XIV. Ночь
В камере было промозгло и холодно. С высокого замерзшего окна текло, и асфальтовый пол был мокрый, как после дождя. Соломенный тюфяк на железной койке был невероятно грязный и сырой. Скрепя сердце, я постелила постель и, не раздеваясь, легла под пальто, стремясь скорее закрыть глаза, чтобы ничего не видеть.
В камере нас было двое: женщина лежала на койке около двери. Когда меня впускали, она не двинулась под своей великолепной меховой шубой, из-под которой был виден только кружевной ночной чепчик.
Странно было: вонючая, холодная камера — и эти меха и кружева. Но сюда человека вталкивают как он есть; тюрьма глотает, не переваривая, и окончательно нивелирует уже ссылка.
Когда дежурный надзиратель отошел от «глазка» и, видимо, успокоился, что я сразу не сделаю ничего отчаянного, моя соседка приподнялась и внимательно посмотрела на меня. Я увидела совсем молодую и очень красивую женщину. Лицо ее было так худо и бледно, глаза, обведенные темными кругами, так огромны и тоскливы, что она казалась не живой женщиной, а актрисой, загримированной для последнего акта трагедии.
— Когда? — шепотом спросила она, начав разговор так, как будто мы давно знали друг друга.
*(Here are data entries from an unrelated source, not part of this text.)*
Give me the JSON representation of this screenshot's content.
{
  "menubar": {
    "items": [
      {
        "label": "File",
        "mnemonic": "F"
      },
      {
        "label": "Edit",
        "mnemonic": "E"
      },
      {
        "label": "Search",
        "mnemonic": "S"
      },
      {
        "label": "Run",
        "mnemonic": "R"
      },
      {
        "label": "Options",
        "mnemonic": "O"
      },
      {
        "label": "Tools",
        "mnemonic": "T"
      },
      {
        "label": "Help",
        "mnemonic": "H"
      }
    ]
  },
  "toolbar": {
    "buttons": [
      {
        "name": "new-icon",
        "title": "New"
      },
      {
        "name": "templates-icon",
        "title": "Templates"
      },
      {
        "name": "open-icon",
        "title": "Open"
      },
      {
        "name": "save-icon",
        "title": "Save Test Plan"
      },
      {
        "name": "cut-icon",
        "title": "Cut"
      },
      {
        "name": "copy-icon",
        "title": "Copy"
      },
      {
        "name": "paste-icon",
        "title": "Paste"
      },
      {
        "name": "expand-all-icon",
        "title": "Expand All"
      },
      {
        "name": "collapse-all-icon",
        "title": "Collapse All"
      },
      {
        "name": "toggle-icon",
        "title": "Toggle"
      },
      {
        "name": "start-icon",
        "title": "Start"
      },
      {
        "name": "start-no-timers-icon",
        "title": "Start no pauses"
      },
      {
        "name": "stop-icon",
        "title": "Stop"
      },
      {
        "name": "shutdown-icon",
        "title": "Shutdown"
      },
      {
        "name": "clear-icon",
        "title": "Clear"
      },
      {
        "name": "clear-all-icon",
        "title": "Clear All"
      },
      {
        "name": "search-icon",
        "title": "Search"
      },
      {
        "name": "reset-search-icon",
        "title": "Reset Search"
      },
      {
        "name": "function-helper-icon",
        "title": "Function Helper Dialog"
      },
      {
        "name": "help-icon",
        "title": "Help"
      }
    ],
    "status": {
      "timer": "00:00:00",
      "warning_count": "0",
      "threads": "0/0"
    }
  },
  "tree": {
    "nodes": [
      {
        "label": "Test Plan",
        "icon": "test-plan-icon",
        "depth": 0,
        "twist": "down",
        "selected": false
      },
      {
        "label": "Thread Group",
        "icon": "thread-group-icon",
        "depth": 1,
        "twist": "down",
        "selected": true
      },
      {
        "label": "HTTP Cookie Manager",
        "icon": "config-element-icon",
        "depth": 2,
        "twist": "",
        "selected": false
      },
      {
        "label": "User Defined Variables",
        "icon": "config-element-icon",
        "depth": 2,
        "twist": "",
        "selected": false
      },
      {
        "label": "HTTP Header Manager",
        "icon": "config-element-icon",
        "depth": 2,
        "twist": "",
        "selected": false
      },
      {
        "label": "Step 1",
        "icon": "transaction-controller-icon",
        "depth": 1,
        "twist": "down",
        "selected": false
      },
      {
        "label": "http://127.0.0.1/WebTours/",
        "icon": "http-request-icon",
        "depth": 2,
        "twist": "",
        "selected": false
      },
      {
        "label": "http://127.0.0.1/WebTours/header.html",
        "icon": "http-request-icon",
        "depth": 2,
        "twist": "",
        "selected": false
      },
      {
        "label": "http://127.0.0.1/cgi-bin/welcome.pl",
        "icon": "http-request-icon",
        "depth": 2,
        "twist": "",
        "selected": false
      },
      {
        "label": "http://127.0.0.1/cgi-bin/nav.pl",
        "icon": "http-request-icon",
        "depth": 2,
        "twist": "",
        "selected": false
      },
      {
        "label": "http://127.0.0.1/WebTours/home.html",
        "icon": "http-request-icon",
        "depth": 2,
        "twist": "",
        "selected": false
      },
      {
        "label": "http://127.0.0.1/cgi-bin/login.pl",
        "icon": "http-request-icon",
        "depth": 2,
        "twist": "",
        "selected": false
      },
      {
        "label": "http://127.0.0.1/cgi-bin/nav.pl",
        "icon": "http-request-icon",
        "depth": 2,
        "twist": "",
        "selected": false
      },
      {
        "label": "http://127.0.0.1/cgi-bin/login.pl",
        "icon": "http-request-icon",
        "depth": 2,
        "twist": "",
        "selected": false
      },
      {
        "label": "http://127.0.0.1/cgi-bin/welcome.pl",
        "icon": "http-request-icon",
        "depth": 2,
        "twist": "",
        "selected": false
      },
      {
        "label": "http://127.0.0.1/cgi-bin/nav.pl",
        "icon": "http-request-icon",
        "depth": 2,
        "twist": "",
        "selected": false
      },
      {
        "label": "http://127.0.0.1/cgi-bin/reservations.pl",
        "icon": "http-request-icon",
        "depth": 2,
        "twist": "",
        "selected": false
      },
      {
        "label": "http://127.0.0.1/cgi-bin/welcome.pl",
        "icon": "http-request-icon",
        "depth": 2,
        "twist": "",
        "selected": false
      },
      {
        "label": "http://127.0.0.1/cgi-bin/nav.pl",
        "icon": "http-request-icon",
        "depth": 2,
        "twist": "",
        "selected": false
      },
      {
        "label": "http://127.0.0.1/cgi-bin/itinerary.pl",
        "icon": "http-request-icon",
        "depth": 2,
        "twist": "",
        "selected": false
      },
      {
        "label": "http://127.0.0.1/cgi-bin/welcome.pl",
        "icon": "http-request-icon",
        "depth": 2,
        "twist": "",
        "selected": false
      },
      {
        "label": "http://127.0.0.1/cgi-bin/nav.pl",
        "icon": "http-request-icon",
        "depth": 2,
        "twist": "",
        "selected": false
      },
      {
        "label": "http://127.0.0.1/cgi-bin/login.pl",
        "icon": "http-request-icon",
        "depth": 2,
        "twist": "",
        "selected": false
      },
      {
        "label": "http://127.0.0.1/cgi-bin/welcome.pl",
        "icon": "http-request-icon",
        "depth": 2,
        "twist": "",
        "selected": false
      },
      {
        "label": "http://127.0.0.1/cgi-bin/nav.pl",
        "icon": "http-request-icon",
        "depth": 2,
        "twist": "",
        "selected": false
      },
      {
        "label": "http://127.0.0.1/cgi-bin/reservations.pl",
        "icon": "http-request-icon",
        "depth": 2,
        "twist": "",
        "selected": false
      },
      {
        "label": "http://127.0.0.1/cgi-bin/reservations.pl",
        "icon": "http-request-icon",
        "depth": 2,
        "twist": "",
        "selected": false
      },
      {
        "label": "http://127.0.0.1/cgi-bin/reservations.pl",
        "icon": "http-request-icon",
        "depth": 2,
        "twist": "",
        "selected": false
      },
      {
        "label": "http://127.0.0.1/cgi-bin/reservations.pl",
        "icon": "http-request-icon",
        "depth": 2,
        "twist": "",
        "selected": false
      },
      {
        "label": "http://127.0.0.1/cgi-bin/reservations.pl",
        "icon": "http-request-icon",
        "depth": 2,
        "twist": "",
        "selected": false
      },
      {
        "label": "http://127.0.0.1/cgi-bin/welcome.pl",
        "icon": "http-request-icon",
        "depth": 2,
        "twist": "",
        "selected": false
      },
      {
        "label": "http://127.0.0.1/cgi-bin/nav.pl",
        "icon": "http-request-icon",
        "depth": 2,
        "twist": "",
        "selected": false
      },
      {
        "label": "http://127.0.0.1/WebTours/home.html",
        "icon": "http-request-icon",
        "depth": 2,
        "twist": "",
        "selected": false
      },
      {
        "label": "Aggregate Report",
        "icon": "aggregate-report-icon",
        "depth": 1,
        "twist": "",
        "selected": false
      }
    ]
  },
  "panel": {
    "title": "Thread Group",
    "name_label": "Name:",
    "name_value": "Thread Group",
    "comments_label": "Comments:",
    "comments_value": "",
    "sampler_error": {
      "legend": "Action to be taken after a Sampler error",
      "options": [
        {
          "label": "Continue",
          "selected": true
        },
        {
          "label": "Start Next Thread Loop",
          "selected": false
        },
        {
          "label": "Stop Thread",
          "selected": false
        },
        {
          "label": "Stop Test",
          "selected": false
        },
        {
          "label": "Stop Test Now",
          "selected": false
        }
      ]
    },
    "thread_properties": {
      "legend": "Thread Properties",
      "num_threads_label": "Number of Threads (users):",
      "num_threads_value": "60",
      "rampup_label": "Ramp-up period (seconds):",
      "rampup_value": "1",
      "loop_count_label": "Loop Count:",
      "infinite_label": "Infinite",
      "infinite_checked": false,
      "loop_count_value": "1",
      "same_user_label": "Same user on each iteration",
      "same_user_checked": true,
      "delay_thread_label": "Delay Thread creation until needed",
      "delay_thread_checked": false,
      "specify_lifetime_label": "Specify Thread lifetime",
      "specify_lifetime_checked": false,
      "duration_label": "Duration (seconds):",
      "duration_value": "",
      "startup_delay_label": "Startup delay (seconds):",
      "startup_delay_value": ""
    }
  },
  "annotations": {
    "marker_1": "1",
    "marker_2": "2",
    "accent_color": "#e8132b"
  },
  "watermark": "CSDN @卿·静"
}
Тюремное горе сближает так, как никакая дружба на воле.
— Только что.
— А меня ровно год назад.
— Год?
— Да, год. День в день. Вам не везет. Зачем ко мне попали?
Смотрю на нее и ничего не решаюсь сказать. Год тюрьмы. Год этой сырой, вонючей камеры. Как только она жива? А мне что она пророчит — такой же год?
— Муж сидит? — спрашивает она почти утвердительным тоном.
— Да.
— Инженер?
— Не совсем. Специалист, профессор.
— Мой — инженер. Ваш давно?
— Четыре месяца.
— Передачу носили? Хлопотали? В Москву ездили? — с какой-то злой иронией забрасывает меня вопросами, а, может быть, насмешками.
— Да.
— Не надо, нельзя так делать. Они не любят.
— ГПУ?
— Да, теперь погибнете и вы. Дуры мы несчастные.
— А разве можно иначе?
— Нельзя, — она замолкает и ложится.
Едва слышно шуршит отодвигаемая заслонка «глазка». Чужой глаз смотрит пристально и скверно. Она делает вид, что спит, но как только шаги удаляются, возобновляет разговор.
— Дети есть?
— Мальчик.
— У меня тоже. Ваш с кем остался?
— Один. В квартире чужие люди, — с тоской говорю я, боясь подумать, как он проводит сейчас свою первую одинокую ночь.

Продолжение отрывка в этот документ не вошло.